Former Minot resident Glen Mitchell “Mitch” Simon told a federal judge Friday that he used a metal bicycle rack outside the U.S. Capitol to push police officers trying to hold back an unruly mob during the Jan. 6, 2021, insurrection.

Glen Mitchell “Mitch” Simon, a Minot native, posted this photo of himself on social media after leaving the U.S. Capitol on Jan. 6, 2021. Image from social media

During the hearing in federal court in the nation’s capital, Simon pleaded guilty Friday to a second charge connected to his role in the attempt to block Congress from certifying the election of Democrat Joe Biden as president.

Simon, 30, admitted his guilt for disorderly and disruptive conduct at the Capitol, a charge that carries a potential penalty of a year behind bars and a $100,000 fine.

He already faces possible imprisonment for up to six months and a fine of up to $5,000 on a misdemeanor charge for demonstrating inside the Capitol, a charge he pleaded guilty to in January as part of a plea deal.

But prosecutors withdrew their agreement to the deal when new evidence emerged that Simon, a tree contractor in Georgia, played a larger role in the events at the Capitol than they had realized.

U.S. District Court Chief Judge Beryl Howell gave Simon time to think over his options.


On Friday, during a teleconference with the judge, Simon took a new deal that sentencing guidelines filed with the court say will likely result in prison time of eight to 14 months for Simon and a fine of between $4,000 and $40,000.

Simon, who was charged with federal crimes last May, is slated for sentencing Aug. 12.

During the conference on Friday, Howell read some of Simon’s outlandish comments during the insurrection already detailed in earlier filings with the court, including his insistence that the people surging into the Capitol were engaged in a revolution.

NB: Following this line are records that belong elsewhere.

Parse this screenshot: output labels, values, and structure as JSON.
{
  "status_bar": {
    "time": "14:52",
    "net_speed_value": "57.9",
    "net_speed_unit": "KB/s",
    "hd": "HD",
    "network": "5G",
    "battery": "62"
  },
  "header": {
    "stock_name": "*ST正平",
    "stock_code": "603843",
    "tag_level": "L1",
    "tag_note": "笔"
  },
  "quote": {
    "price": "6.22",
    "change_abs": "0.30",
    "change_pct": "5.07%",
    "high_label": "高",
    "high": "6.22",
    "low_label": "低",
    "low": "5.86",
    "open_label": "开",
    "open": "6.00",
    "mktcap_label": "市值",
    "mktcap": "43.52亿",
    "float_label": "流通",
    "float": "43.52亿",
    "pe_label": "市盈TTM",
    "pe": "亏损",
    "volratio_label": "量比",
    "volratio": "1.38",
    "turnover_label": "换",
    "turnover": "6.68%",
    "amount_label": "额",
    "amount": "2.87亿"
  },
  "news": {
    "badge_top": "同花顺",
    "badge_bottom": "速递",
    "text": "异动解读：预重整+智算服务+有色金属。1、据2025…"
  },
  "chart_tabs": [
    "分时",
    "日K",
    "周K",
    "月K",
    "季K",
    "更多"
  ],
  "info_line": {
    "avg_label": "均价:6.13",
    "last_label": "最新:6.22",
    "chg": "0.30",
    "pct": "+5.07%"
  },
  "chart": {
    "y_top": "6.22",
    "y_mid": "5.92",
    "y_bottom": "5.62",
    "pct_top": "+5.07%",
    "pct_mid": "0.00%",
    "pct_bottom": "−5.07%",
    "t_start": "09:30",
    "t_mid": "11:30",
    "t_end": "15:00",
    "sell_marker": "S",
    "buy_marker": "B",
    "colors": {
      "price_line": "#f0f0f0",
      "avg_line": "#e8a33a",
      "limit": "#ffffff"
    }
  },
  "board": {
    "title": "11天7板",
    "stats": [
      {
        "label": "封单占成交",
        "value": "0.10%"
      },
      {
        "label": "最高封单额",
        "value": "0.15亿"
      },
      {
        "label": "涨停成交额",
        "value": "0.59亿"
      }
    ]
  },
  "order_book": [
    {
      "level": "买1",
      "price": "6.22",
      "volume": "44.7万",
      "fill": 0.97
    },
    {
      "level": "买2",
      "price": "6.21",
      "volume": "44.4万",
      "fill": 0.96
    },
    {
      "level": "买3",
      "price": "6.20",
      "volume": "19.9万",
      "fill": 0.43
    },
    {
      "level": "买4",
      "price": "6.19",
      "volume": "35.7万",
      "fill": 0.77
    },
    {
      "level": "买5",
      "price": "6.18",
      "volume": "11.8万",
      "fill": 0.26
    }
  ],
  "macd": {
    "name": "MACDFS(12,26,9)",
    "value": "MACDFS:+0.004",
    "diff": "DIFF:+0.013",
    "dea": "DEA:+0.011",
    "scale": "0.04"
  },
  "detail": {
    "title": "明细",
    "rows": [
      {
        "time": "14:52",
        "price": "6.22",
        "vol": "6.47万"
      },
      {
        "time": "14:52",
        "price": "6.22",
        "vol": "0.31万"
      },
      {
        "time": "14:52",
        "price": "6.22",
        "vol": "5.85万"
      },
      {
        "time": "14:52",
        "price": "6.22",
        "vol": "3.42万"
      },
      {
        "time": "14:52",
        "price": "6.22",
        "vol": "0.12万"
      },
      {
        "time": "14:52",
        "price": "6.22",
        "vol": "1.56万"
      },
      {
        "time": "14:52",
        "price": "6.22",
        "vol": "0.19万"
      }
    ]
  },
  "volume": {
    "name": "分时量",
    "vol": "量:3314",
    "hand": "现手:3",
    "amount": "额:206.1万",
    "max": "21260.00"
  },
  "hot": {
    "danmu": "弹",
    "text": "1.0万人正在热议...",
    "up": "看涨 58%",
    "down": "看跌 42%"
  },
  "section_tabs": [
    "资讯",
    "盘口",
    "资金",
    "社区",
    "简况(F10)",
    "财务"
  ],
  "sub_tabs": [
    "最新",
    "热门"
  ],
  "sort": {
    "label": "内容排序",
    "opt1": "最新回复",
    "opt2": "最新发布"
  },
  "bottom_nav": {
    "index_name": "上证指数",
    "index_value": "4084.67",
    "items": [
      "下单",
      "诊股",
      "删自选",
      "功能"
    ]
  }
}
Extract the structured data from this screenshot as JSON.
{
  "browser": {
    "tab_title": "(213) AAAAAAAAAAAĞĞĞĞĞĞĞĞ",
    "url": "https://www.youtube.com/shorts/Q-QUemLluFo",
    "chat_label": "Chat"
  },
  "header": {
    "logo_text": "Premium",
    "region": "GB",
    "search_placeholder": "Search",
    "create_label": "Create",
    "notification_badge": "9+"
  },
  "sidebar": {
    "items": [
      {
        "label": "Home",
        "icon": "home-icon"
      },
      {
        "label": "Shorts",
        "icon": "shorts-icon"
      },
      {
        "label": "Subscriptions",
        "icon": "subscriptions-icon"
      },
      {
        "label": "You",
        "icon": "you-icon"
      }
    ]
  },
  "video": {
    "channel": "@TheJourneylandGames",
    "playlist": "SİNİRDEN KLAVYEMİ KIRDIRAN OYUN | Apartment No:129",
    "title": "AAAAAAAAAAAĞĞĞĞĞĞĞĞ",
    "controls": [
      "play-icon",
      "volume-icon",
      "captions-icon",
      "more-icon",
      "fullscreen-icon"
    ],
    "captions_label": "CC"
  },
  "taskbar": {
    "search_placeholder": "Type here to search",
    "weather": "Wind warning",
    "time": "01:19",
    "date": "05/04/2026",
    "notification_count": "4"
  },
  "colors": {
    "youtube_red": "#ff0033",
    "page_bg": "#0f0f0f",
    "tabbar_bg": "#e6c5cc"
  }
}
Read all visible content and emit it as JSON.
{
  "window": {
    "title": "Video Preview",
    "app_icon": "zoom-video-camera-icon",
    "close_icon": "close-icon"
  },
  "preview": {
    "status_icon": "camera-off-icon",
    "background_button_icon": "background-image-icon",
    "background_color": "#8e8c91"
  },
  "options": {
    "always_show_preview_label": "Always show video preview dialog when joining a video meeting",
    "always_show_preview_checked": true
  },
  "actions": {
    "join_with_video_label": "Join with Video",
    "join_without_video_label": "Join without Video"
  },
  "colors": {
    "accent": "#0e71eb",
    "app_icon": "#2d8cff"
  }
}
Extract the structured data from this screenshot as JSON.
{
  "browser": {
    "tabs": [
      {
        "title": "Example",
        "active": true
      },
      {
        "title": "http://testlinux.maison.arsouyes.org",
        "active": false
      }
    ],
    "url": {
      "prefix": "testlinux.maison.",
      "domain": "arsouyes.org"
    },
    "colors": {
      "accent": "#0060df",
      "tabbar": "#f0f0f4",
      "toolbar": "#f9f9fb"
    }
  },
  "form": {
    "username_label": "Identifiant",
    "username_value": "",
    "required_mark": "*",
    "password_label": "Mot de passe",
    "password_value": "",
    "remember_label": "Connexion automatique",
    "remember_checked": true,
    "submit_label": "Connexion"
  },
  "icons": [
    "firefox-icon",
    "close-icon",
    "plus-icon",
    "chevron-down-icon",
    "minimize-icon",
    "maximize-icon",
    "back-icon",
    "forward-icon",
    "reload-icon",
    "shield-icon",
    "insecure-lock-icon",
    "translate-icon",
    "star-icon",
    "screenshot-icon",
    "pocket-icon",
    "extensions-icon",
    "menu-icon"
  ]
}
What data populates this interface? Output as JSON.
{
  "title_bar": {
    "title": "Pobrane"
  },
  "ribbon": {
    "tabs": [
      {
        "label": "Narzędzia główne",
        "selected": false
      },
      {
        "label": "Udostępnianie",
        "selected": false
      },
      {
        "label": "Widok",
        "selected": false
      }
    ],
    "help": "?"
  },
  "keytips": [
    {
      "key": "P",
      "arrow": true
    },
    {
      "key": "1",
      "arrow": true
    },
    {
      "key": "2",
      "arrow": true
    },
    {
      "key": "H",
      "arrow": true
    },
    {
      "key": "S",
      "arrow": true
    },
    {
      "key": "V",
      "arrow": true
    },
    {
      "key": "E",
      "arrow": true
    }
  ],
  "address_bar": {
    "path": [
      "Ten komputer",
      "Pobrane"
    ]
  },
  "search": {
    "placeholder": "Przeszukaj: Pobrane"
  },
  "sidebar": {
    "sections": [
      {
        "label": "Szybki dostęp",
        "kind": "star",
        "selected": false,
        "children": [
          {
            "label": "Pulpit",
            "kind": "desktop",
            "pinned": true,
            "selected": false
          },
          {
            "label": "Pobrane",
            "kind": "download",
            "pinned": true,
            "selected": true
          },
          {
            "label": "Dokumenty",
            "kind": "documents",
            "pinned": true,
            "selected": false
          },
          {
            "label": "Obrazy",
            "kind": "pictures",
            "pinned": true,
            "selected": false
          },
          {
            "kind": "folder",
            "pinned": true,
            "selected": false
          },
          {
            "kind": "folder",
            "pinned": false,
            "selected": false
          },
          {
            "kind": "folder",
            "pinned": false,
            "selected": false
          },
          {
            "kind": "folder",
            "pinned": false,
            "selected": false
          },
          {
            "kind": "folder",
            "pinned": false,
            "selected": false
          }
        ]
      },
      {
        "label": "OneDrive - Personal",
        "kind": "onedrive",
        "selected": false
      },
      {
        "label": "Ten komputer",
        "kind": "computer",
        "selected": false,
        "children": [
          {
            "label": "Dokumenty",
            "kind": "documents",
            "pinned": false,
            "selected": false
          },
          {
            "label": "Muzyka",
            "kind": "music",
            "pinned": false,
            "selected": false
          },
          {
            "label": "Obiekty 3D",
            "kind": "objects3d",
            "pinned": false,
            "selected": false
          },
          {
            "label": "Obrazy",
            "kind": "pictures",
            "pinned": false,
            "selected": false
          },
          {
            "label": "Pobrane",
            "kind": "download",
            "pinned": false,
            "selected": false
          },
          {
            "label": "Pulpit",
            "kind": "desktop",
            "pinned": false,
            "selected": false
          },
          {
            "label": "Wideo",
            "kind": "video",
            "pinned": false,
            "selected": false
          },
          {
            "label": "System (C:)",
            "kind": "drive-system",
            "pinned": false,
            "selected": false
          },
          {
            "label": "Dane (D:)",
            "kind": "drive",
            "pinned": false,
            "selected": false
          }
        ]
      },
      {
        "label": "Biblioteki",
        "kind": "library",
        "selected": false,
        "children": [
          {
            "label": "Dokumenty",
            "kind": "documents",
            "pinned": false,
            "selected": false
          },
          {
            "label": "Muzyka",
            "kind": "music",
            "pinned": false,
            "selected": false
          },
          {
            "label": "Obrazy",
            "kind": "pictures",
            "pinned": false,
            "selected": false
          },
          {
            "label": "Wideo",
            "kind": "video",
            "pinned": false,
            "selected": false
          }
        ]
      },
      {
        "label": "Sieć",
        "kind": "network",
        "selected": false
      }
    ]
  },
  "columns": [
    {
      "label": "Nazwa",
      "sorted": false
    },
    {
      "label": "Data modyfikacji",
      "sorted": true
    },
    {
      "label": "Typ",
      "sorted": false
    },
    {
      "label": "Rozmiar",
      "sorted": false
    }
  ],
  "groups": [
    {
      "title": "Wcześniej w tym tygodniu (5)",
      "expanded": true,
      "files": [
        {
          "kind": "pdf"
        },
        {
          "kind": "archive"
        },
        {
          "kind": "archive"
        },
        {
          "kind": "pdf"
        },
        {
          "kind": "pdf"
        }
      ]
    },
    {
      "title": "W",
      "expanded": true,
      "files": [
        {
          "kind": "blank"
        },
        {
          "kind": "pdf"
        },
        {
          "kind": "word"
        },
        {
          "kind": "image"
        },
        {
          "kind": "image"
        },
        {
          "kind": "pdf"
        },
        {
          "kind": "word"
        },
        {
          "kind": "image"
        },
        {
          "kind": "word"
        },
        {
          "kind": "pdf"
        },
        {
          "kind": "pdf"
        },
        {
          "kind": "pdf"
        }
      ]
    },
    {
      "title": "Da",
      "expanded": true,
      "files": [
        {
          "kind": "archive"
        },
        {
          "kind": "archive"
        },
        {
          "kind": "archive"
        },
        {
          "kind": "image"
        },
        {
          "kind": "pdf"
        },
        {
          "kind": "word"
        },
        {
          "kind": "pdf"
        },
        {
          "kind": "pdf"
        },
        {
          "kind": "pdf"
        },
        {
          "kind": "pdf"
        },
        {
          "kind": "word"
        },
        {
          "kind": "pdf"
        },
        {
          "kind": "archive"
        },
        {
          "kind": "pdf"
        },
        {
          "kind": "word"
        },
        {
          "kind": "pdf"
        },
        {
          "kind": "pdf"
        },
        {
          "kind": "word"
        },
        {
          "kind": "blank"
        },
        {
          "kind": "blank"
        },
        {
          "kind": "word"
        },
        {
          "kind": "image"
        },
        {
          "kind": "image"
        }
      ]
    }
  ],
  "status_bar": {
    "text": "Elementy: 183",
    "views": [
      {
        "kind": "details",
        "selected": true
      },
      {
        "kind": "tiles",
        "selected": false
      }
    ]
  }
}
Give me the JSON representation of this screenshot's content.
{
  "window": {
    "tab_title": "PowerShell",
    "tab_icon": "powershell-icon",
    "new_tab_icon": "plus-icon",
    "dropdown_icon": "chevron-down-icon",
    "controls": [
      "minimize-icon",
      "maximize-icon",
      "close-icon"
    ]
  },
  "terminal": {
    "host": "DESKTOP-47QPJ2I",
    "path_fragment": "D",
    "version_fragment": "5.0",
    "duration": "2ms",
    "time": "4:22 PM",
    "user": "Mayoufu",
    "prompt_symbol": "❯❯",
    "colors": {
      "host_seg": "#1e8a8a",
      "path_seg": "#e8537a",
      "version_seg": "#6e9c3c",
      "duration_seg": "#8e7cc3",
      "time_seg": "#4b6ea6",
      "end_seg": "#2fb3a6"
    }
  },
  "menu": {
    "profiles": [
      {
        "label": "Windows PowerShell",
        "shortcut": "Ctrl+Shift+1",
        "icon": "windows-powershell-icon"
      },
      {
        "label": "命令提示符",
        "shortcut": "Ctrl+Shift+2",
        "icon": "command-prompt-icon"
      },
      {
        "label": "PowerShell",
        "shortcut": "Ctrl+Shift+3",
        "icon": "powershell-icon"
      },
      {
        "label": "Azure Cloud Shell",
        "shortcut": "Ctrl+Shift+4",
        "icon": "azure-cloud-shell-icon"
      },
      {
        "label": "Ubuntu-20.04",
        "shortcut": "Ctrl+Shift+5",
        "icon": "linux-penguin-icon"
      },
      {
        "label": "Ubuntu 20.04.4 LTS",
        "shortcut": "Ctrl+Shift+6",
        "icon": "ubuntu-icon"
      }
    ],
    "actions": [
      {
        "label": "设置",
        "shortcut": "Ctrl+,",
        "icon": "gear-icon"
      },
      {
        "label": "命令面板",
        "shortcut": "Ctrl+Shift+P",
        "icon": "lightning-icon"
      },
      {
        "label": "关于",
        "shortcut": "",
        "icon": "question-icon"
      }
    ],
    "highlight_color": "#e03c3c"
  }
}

In a confession he signed, Simon admitted that he shot video inside the building and called police “little f***ing spineless f***ing oath-violating little spineless weasels” for trying to prevent the mob from storming the House and Senate chambers.

Supporting his fellow rioters who were trying to take control of the Capitol, Simon declared, “This is what a tyrannical government gets treated like. We bust in this bitch and show ’em who the f***ing boss really is.”

Simon attended Poland Regional High School before moving to Georgia and establishing a successful tree removal business. He has been active for several years in rallies and events connected to white supremacists.

Simon told the Sun Journal shortly after the insurrection that the Capitol never should have been closed to the public.

“That is the people’s place. We own that place,” Simon said. “We’re barred from our own building.”

“They want to say we breached it, but, well, it’s ours.”